The invalidate is done by the cleancache backend implementation.
5) What's the performance impact?
Performance analysis has been presented at OLS'09 and LCA'10.
Briefly, performance gains can be significant on most workloads,
especially when memory pressure is high (e.g. when RAM is
overcommitted in a virtual workload); and because the hooks are
invoked primarily in place of or in addition to a disk read/write,
overhead is negligible even in worst case workloads. Basically
cleancache replaces I/O with memory-copy-CPU-overhead; on older
single-core systems with slow memory-copy speeds, cleancache
has little value, but in newer multicore machines, especially
consolidated/virtualized machines, it has great value.
6) How do I add cleancache support for filesystem X? (Boaz Harrash)
Filesystems that are well-behaved and conform to certain
restrictions can utilize cleancache simply by making a call to
cleancache_init_fs at mount time. Unusual, misbehaving, or
poorly layered filesystems must either add additional hooks
and/or undergo extensive additional testing... or should just
not enable the optional cleancache.
Some points for a filesystem to consider:
- The FS should be block-device-based (e.g. a ram-based FS such
as tmpfs should not enable cleancache)
- To ensure coherency/correctness, the FS must ensure that all
file removal or truncation operations either go through VFS or
add hooks to do the equivalent cleancache "invalidate" operations
- To ensure coherency/correctness, either inode numbers must
be unique across the lifetime of the on-disk file OR the
FS must provide an "encode_fh" function.
- The FS must call the VFS superblock alloc and deactivate routines
or add hooks to do the equivalent cleancache calls done there.
- To maximize performance, all pages fetched from the FS should
go through the do_mpag_readpage routine or the FS should add
hooks to do the equivalent (cf. btrfs)
- Currently, the FS blocksize must be the same as PAGESIZE. This
is not an architectural restriction, but no backends currently
support anything different.
- A clustered FS should invoke the "shared_init_fs" cleancache
hook to get best performance for some backends.
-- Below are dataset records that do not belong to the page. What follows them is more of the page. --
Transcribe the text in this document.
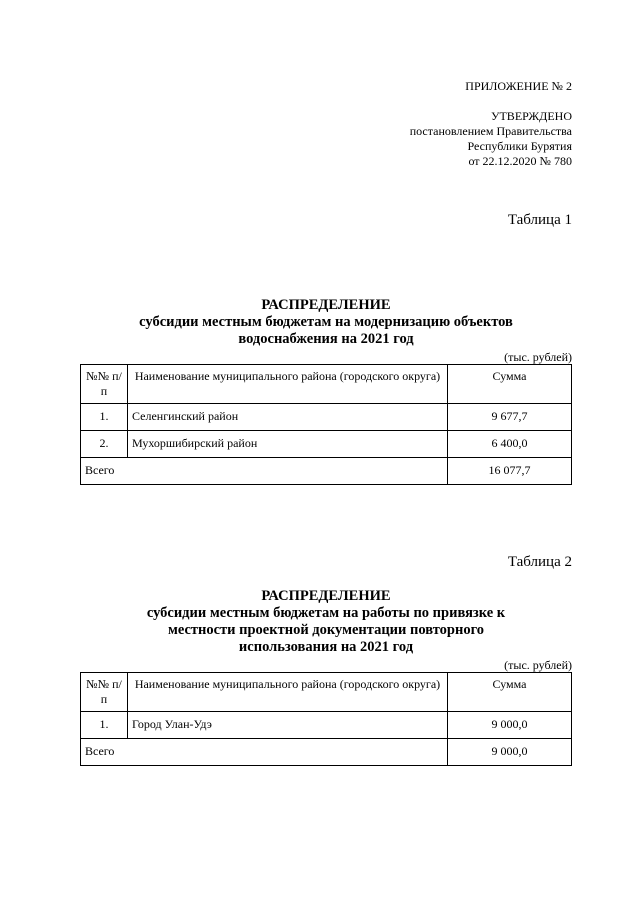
ПРИЛОЖЕНИЕ № 2
УТВЕРЖДЕНО
постановлением Правительства
Республики Бурятия
от 22.12.2020 № 780
Таблица 1
РАСПРЕДЕЛЕНИЕ
субсидии местным бюджетам на модернизацию объектов
водоснабжения на 2021 год
(тыс. рублей)
№№ п/п	Наименование муниципального района (городского округа)	Сумма
1.	Селенгинский район	9 677,7
2.	Мухоршибирский район	6 400,0
Всего		16 077,7
Таблица 2
РАСПРЕДЕЛЕНИЕ
субсидии местным бюджетам на работы по привязке к
местности проектной документации повторного
использования на 2021 год
(тыс. рублей)
№№ п/п	Наименование муниципального района (городского округа)	Сумма
1.	Город Улан-Удэ	9 000,0
Всего		9 000,0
7) Why not use the KVA of the inode as the key? (Christoph Hellwig)
If cleancache would use the inode virtual address instead of
inode/filehandle, the pool id could be eliminated. But, this
won't work because cleancache retains pagecache data pages
persistently even when the inode has been pruned from the
inode unused list, and only invalidates the data page if the file
gets removed/truncated. So if cleancache used the inode kva,
there would be potential coherency issues if/when the inode
kva is reused for a different file. Alternately, if cleancache
invalidated the pages when the inode kva was freed, much of the value
of cleancache would be lost because the cache of pages in cleanache
is potentially much larger than the kernel pagecache and is most
useful if the pages survive inode cache removal.
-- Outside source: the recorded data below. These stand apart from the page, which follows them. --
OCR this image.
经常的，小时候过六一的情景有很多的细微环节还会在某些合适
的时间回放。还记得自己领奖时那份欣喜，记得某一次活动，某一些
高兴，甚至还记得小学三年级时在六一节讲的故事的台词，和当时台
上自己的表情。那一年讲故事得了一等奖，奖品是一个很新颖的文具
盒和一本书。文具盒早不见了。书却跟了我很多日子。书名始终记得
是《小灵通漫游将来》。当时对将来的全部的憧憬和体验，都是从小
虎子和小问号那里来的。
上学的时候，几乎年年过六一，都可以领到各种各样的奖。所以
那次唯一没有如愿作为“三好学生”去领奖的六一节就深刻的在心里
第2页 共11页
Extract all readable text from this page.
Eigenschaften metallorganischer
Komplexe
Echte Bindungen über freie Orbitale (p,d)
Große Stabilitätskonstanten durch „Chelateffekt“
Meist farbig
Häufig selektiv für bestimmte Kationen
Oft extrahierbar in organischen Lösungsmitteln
8) Why is a global variable required?
The cleancache_enabled flag is checked in all of the frequently-used
cleancache hooks. The alternative is a function call to check a static
variable. Since cleancache is enabled dynamically at runtime, systems
that don't enable cleancache would suffer thousands (possibly
tens-of-thousands) of unnecessary function calls per second. So the
global variable allows cleancache to be enabled by default at compile
time, but have insignificant performance impact when cleancache remains
disabled at runtime.
9) Does cleanache work with KVM?
The memory model of KVM is sufficiently different that a cleancache
backend may have less value for KVM. This remains to be tested,
especially in an overcommitted system.
10) Does cleancache work in userspace? It sounds useful for
memory hungry caches like web browsers. (Jamie Lokier)
No plans yet, though we agree it sounds useful, at least for
apps that bypass the page cache (e.g. O_DIRECT).